[Date Prev][Date Next]
Re: UTF8 case insensitive matching
- To: openldap-devel@OpenLDAP.org
- Subject: Re: UTF8 case insensitive matching
- From: "David A. Cooper" <email@example.com>
- Date: Thu, 15 Feb 2001 11:17:16 -0500
- In-reply-to: <20010124155533.A12632@itea.ntnu.no>
- References: <firstname.lastname@example.org> <email@example.com> <firstname.lastname@example.org> <20001024112053.A22541@itea.ntnu.no> <email@example.com> <20001025163154.A11668@itea.ntnu.no> <firstname.lastname@example.org> <20001025190736.A1932@itea.ntnu.no> <email@example.com>
I have also been working on improving the distinguished name normalization code. In late December, I posted a note saying that I had written a new version of dn_validate() that would read in and validate/normalize any DN encoded according to RFC 2253. The code handled whitespace compression, escaped characters, quoted strings, and BER encoded strings.
After Stig announced that he had completed his work on Unicode normalization, I decided to merge this functionality into the code that I wrote. My new function, get_validated_dn(), takes as input a normalize flag. If the flag is set, then the uccanondecomp() and uccanoncomp() functions are called in order to perform Unicode normalization (I used UTF8normalize() as a guide).
I have also improved the functionality of my code in a couple of other places. In the new code, when the normalize flag is set, the attribute type/value pairs in multi-valued RDNs are sorted in order to ensure consistency when performing matches. I have also changed the code for handling bit strings to use the DER encoded form of the bit string as the normalized form.
As with the previous version of my code, the get_validated_dn() function works by returning a returning the normalized DN as a new string (as opposed to overwriting the old one). I have re-written dn_validate(), dn_normalize(), dnValidate(), and dnNormalize() to make calls to this function. In the case of dn_validate() and dn_normalize(), the DN is treated as invalid if the normalized version of the DN is longer than the "unnormalized" version.
I have created a Web page from which the code can be obtained:
I have made the code available in two ways:
(1) As a patch file against the most recent code in the development branch of the code.

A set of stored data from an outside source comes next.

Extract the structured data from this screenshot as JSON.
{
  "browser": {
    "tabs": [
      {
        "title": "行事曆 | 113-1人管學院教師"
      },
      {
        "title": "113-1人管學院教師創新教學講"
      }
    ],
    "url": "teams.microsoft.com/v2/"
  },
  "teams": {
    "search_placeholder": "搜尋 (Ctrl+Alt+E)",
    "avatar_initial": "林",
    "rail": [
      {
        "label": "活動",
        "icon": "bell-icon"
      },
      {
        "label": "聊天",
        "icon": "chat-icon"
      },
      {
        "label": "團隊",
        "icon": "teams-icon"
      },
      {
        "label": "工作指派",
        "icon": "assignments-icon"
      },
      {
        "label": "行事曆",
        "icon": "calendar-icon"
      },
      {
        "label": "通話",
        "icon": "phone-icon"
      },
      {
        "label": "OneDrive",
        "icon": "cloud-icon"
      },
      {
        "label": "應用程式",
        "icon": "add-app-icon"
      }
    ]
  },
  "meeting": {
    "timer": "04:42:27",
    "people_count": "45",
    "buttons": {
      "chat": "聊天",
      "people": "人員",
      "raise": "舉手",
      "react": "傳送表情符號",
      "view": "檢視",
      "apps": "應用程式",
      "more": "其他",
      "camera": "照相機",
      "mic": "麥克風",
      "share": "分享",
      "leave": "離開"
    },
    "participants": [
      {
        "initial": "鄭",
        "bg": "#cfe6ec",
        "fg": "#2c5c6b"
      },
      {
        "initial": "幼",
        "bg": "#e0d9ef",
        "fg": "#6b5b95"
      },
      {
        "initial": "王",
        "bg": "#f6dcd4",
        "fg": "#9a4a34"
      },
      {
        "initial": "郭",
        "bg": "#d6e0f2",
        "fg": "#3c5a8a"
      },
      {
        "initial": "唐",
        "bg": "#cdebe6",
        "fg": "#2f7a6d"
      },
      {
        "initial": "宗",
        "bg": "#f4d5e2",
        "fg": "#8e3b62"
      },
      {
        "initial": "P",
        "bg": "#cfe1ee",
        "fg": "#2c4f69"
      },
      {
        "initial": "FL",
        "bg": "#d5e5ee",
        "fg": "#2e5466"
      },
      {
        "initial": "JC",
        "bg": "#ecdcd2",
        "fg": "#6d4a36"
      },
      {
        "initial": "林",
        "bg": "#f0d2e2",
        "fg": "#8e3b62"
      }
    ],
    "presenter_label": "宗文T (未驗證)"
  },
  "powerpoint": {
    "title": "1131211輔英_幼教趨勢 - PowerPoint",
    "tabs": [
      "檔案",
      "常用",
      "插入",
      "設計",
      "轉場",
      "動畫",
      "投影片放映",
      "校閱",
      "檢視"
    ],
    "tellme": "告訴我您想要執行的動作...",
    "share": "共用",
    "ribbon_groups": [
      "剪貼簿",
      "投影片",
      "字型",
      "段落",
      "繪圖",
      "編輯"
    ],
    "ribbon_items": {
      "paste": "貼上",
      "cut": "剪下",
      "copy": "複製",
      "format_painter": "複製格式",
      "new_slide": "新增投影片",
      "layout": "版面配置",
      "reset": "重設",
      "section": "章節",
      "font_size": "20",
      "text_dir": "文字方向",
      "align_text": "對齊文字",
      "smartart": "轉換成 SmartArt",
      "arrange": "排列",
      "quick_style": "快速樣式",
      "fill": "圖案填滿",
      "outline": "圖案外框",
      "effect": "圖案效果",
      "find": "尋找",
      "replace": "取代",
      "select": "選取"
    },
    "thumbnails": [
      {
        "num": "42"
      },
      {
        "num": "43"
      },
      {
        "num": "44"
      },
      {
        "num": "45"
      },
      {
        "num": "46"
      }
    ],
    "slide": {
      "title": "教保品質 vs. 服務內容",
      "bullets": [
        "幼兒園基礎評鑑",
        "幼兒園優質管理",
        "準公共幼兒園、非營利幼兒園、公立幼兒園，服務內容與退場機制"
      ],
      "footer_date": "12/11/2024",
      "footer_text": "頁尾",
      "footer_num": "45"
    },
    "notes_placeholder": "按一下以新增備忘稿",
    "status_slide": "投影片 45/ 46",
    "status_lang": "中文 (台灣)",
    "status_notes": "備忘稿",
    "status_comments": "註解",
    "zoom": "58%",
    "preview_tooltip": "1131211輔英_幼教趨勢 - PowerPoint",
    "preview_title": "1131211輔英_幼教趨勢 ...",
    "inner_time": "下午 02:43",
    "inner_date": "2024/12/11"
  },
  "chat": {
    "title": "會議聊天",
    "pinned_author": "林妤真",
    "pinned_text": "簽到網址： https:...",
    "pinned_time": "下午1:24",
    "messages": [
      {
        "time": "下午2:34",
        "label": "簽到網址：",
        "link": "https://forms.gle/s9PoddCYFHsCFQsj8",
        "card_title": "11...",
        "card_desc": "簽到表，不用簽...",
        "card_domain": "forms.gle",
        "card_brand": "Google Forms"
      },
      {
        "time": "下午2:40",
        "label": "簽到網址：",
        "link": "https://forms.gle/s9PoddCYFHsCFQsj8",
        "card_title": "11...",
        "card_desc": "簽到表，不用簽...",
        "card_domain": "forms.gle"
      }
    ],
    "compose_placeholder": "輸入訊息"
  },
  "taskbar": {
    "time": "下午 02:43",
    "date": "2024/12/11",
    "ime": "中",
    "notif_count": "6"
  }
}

(2) As a stand-alone program that takes a DN from the command line and outputs its normalized form (In this version, get_validated_dn() makes the proper function calls to perform Unicode uppercasing and normalization, but the code to perform these functions is not included).
I believe that this code is now ready for incorporation into the development branch of the code. I would appreciate it if anyone who has opportunity would try this code and let me know if they discover any problems.
At 03:55 PM 1/24/01 +0100, Stig Venås wrote:
>I've written a new dnNormalize() that works like the old, except that
>it does Unicode normalization and case folding also. Are there cases
>where dnNormalize() should not do this? As discussed the long term
>solution is to use dnNormalize() instead of dn_normalize() right?
>Then I think it must do this.
>I've also written a new dn_normalize() that uses dnNormalize() and if
>the normalized string fits inside the old, this is returned from
>dn_normalize. If dnNormalize() fails or returns a larger string,
>dn_normalize() returns NULL like it did if dn_validate() failed.